ME Bank has undercut the market by slashing its five-year fixed rate from 4.94 per cent to 4.69 per cent.
According to comparison website Canstar, the lenders that come closest to matching ME Bank on price are Qantas Credit Union at 4.74 per cent and Greater Building Society at 4.79 per cent.
ME Bank chief executive Jamie McPhee said the mutual had been able to reduce its five-year rate due to cheaper funding costs.
"Unlike the majors, we're keen to pass these opportunities on to customers and continue our aggressive position in the home loan market," Mr McPhee said.
ME Bank unveiled a range of interest rate cuts during 2014, including a drop in its three-year rate from 4.69 per cent to 4.59 per cent during August.
AMP Capital chief economist Shane Oliver said fixed-rate funding costs have been falling alongside wholesale borrowing rates.

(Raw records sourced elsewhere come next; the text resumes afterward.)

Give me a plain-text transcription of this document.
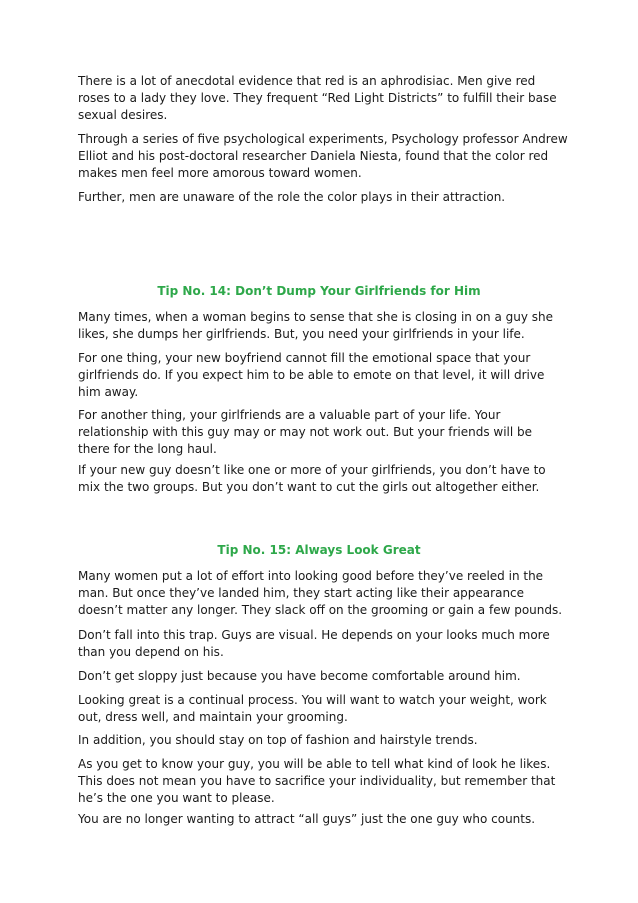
There is a lot of anecdotal evidence that red is an aphrodisiac. Men give red
roses to a lady they love. They frequent “Red Light Districts” to fulfill their base
sexual desires.
Through a series of five psychological experiments, Psychology professor Andrew
Elliot and his post-doctoral researcher Daniela Niesta, found that the color red
makes men feel more amorous toward women.
Further, men are unaware of the role the color plays in their attraction.

Tip No. 14: Don’t Dump Your Girlfriends for Him

Many times, when a woman begins to sense that she is closing in on a guy she
likes, she dumps her girlfriends. But, you need your girlfriends in your life.
For one thing, your new boyfriend cannot fill the emotional space that your
girlfriends do. If you expect him to be able to emote on that level, it will drive
him away.
For another thing, your girlfriends are a valuable part of your life. Your
relationship with this guy may or may not work out. But your friends will be
there for the long haul.
If your new guy doesn’t like one or more of your girlfriends, you don’t have to
mix the two groups. But you don’t want to cut the girls out altogether either.

Tip No. 15: Always Look Great

Many women put a lot of effort into looking good before they’ve reeled in the
man. But once they’ve landed him, they start acting like their appearance
doesn’t matter any longer. They slack off on the grooming or gain a few pounds.
Don’t fall into this trap. Guys are visual. He depends on your looks much more
than you depend on his.
Don’t get sloppy just because you have become comfortable around him.
Looking great is a continual process. You will want to watch your weight, work
out, dress well, and maintain your grooming.
In addition, you should stay on top of fashion and hairstyle trends.
As you get to know your guy, you will be able to tell what kind of look he likes.
This does not mean you have to sacrifice your individuality, but remember that
he’s the one you want to please.
You are no longer wanting to attract “all guys” just the one guy who counts.
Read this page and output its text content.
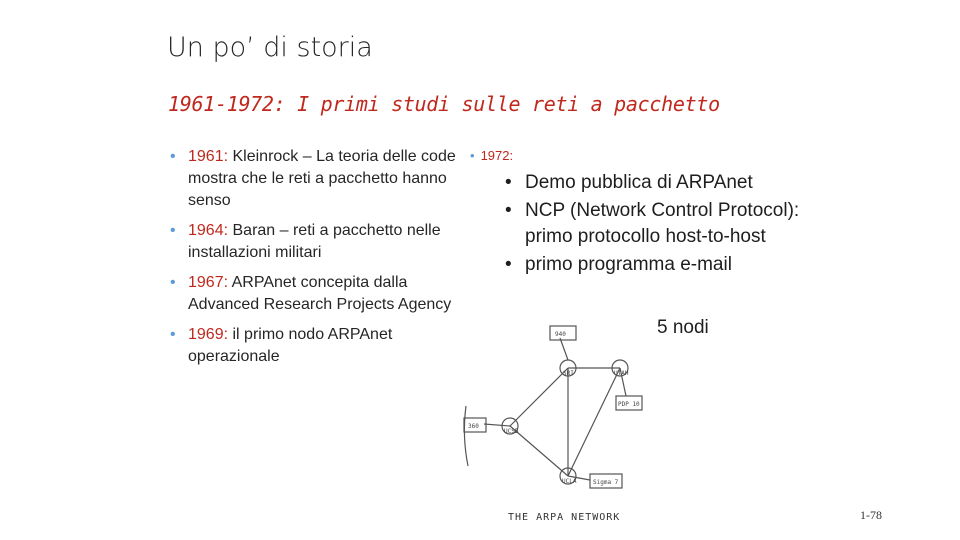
Un po’ di storia
1961-1972: I primi studi sulle reti a pacchetto
• 1961: Kleinrock – La teoria delle code mostra che le reti a pacchetto hanno senso
• 1964: Baran – reti a pacchetto nelle installazioni militari
• 1967: ARPAnet concepita dalla Advanced Research Projects Agency
• 1969: il primo nodo ARPAnet operazionale
• 1972:
SRI	UTAH
UCSB
UCLA
940
PDP 10
360
Sigma 7
• Demo pubblica di ARPAnet
• NCP (Network Control Protocol): primo protocollo host-to-host
• primo programma e-mail
5 nodi
THE ARPA NETWORK	1-78
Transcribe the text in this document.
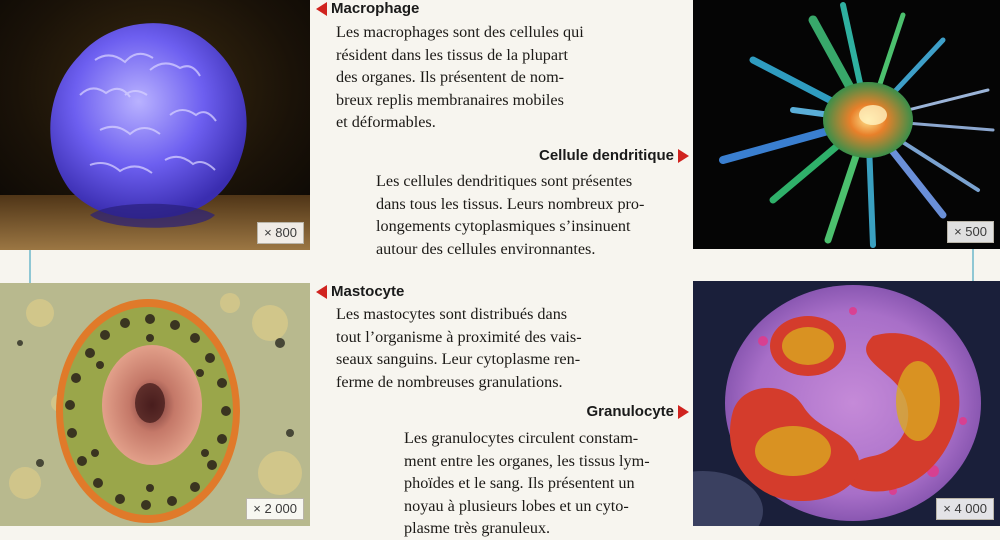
× 800
Macrophage

Les macrophages sont des cellules qui
résident dans les tissus de la plupart
des organes. Ils présentent de nom-
breux replis membranaires mobiles
et déformables.

× 500
Cellule dendritique

Les cellules dendritiques sont présentes
dans tous les tissus. Leurs nombreux pro-
longements cytoplasmiques s’insinuent
autour des cellules environnantes.

× 2 000
Mastocyte

Les mastocytes sont distribués dans
tout l’organisme à proximité des vais-
seaux sanguins. Leur cytoplasme ren-
ferme de nombreuses granulations.

× 4 000
Granulocyte

Les granulocytes circulent constam-
ment entre les organes, les tissus lym-
phoïdes et le sang. Ils présentent un
noyau à plusieurs lobes et un cyto-
plasme très granuleux.
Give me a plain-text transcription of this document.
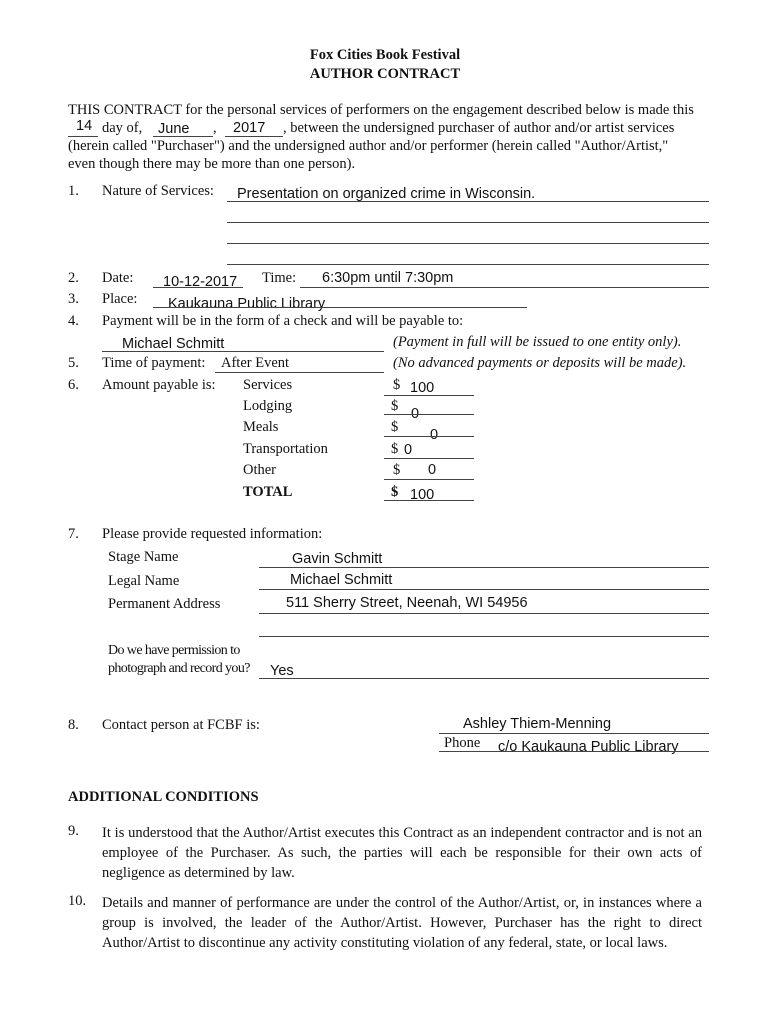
Fox Cities Book Festival
AUTHOR CONTRACT
THIS CONTRACT for the personal services of performers on the engagement described below is made this
14 day of, June , 2017 , between the undersigned purchaser of author and/or artist services
(herein called "Purchaser") and the undersigned author and/or performer (herein called "Author/Artist,"
even though there may be more than one person).
1. Nature of Services: Presentation on organized crime in Wisconsin.
2. Date: 10-12-2017 Time: 6:30pm until 7:30pm
3. Place: Kaukauna Public Library
4. Payment will be in the form of a check and will be payable to:
Michael Schmitt	(Payment in full will be issued to one entity only).
5. Time of payment: After Event	(No advanced payments or deposits will be made).
6. Amount payable is: Services	$ 100
Lodging	$ 0
Meals	$ 0
Transportation	$ 0
Other	$ 0
TOTAL	$ 100
7. Please provide requested information:
Stage Name	Gavin Schmitt
Legal Name	Michael Schmitt
Permanent Address	511 Sherry Street, Neenah, WI 54956
Do we have permission to
photograph and record you? Yes
8. Contact person at FCBF is:	Ashley Thiem-Menning
Phone c/o Kaukauna Public Library
ADDITIONAL CONDITIONS
9. It is understood that the Author/Artist executes this Contract as an independent contractor and is not an employee of the Purchaser. As such, the parties will each be responsible for their own acts of negligence as determined by law.
10. Details and manner of performance are under the control of the Author/Artist, or, in instances where a group is involved, the leader of the Author/Artist. However, Purchaser has the right to direct Author/Artist to discontinue any activity constituting violation of any federal, state, or local laws.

"A good guide to that is the five-year bond yield in Australia, and it's come down quite substantially to 2.25 per cent," Mr Oliver told The Adviser.
"In the last six months we've seen quite a sharp fall in bond yields around the world and in Australia.

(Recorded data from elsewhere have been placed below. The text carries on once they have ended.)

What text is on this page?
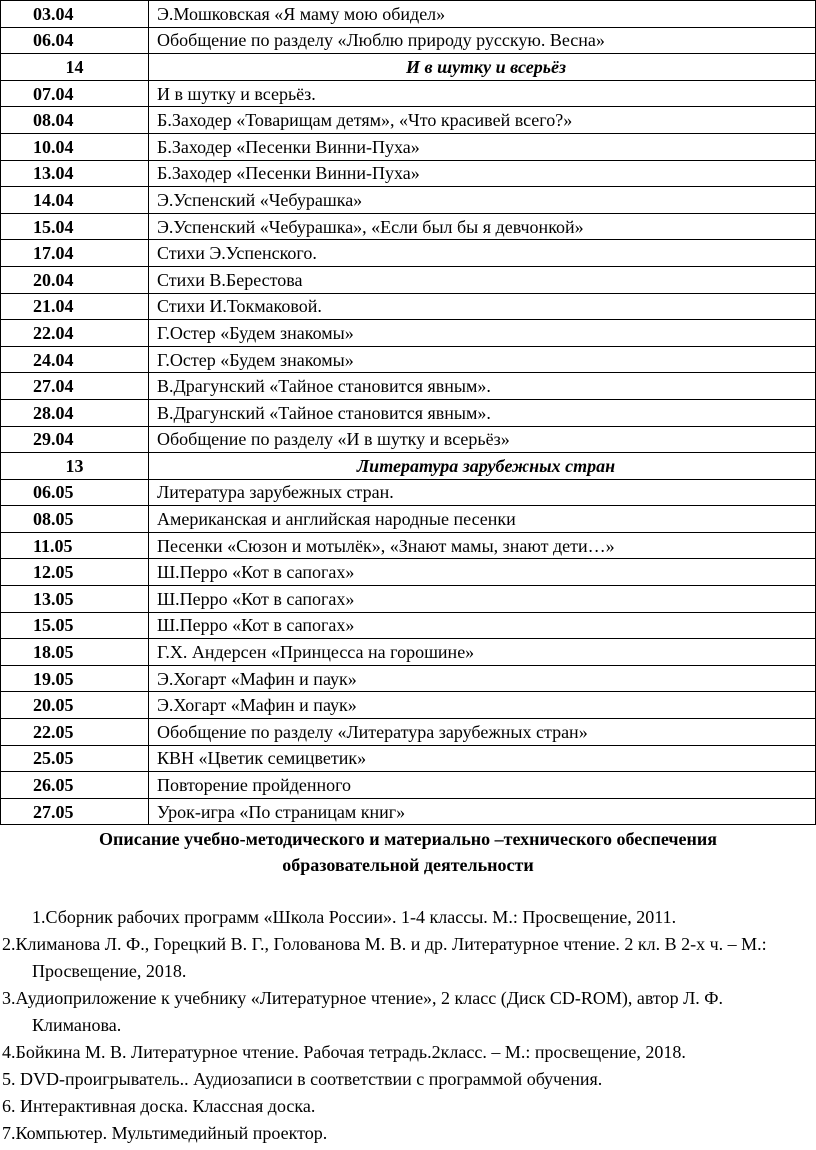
03.04	Э.Мошковская «Я маму мою обидел»
06.04	Обобщение по разделу «Люблю природу русскую. Весна»
14	И в шутку и всерьёз
07.04	И в шутку и всерьёз.
08.04	Б.Заходер «Товарищам детям», «Что красивей всего?»
10.04	Б.Заходер «Песенки Винни-Пуха»
13.04	Б.Заходер «Песенки Винни-Пуха»
14.04	Э.Успенский «Чебурашка»
15.04	Э.Успенский «Чебурашка», «Если был бы я девчонкой»
17.04	Стихи Э.Успенского.
20.04	Стихи В.Берестова
21.04	Стихи И.Токмаковой.
22.04	Г.Остер «Будем знакомы»
24.04	Г.Остер «Будем знакомы»
27.04	В.Драгунский «Тайное становится явным».
28.04	В.Драгунский «Тайное становится явным».
29.04	Обобщение по разделу «И в шутку и всерьёз»
13	Литература зарубежных стран
06.05	Литература зарубежных стран.
08.05	Американская и английская народные песенки
11.05	Песенки «Сюзон и мотылёк», «Знают мамы, знают дети…»
12.05	Ш.Перро «Кот в сапогах»
13.05	Ш.Перро «Кот в сапогах»
15.05	Ш.Перро «Кот в сапогах»
18.05	Г.Х. Андерсен «Принцесса на горошине»
19.05	Э.Хогарт «Мафин и паук»
20.05	Э.Хогарт «Мафин и паук»
22.05	Обобщение по разделу «Литература зарубежных стран»
25.05	КВН «Цветик семицветик»
26.05	Повторение пройденного
27.05	Урок-игра «По страницам книг»
Описание учебно-методического и материально –технического обеспечения
образовательной деятельности
1.Сборник рабочих программ «Школа России». 1-4 классы. М.: Просвещение, 2011.
2.Климанова Л. Ф., Горецкий В. Г., Голованова М. В. и др. Литературное чтение. 2 кл. В 2-х ч. – М.: Просвещение, 2018.
3.Аудиоприложение к учебнику «Литературное чтение», 2 класс (Диск CD-ROM), автор Л. Ф. Климанова.
4.Бойкина М. В. Литературное чтение. Рабочая тетрадь.2класс. – М.: просвещение, 2018.
5. DVD-проигрыватель.. Аудиозаписи в соответствии с программой обучения.
6. Интерактивная доска. Классная доска.
7.Компьютер. Мультимедийный проектор.
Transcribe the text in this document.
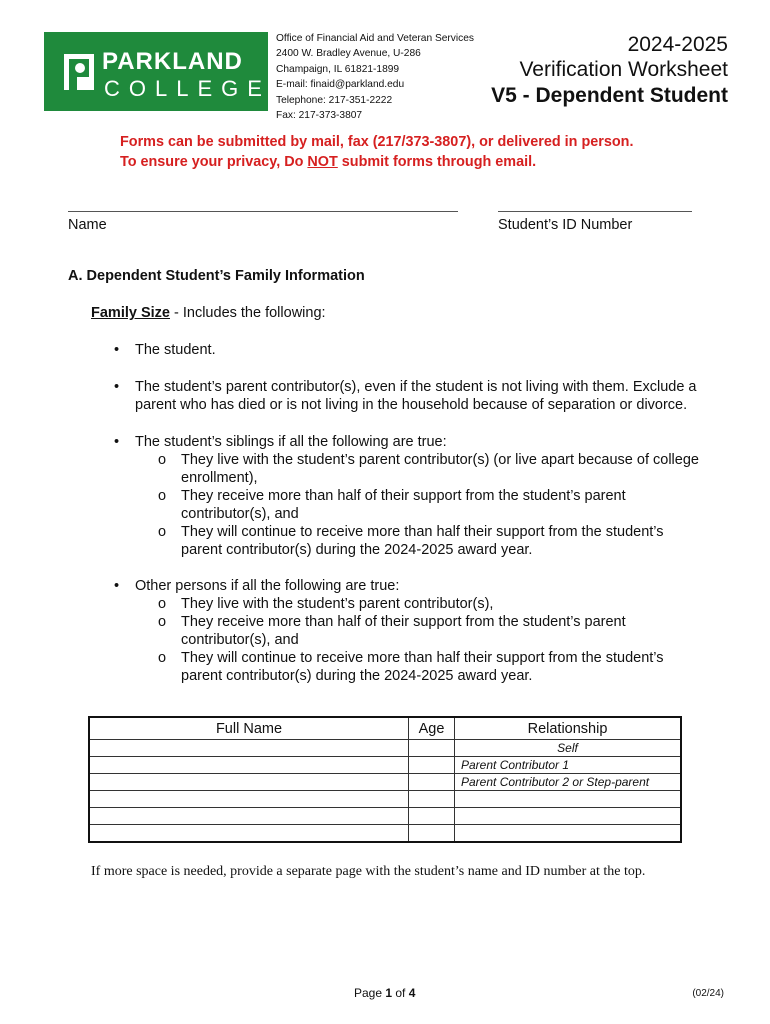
PARKLAND
COLLEGE
Office of Financial Aid and Veteran Services
2400 W. Bradley Avenue, U-286
Champaign, IL 61821-1899
E-mail: finaid@parkland.edu
Telephone: 217-351-2222
Fax: 217-373-3807
2024-2025
Verification Worksheet
V5 - Dependent Student
Forms can be submitted by mail, fax (217/373-3807), or delivered in person.
To ensure your privacy, Do NOT submit forms through email.
Name	Student’s ID Number
A. Dependent Student’s Family Information
Family Size - Includes the following:
• The student.
• The student’s parent contributor(s), even if the student is not living with them. Exclude a
parent who has died or is not living in the household because of separation or divorce.
• The student’s siblings if all the following are true:
o They live with the student’s parent contributor(s) (or live apart because of college
enrollment),
o They receive more than half of their support from the student’s parent
contributor(s), and
o They will continue to receive more than half their support from the student’s
parent contributor(s) during the 2024-2025 award year.
• Other persons if all the following are true:
o They live with the student’s parent contributor(s),
o They receive more than half of their support from the student’s parent
contributor(s), and
o They will continue to receive more than half their support from the student’s
parent contributor(s) during the 2024-2025 award year.
Full Name	Age	Relationship
		Self
		Parent Contributor 1
		Parent Contributor 2 or Step-parent

If more space is needed, provide a separate page with the student’s name and ID number at the top.
Page 1 of 4	(02/24)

"Last year, that started to drive five-year borrowing mortgage rates below the five per cent level and that's still continuing."
Mr Oliver said the fall in bond yields has been driven by the expectation that inflation will remain low.
That, in turn, has been largely driven by the fall in the oil price, which has fallen by 56 per cent in the past six months.
Mr Oliver said five-year fixed rates are unlikely to get much cheaper, although rates could keep falling if global economic trends continue.
"If the oil price keeps falling, if global growth continues to remain softish or uneven, if expectations of interest rate hikes in the US keep getting pushed out and expectations for cuts in Australia intensify, then borrowing costs will come down," he said.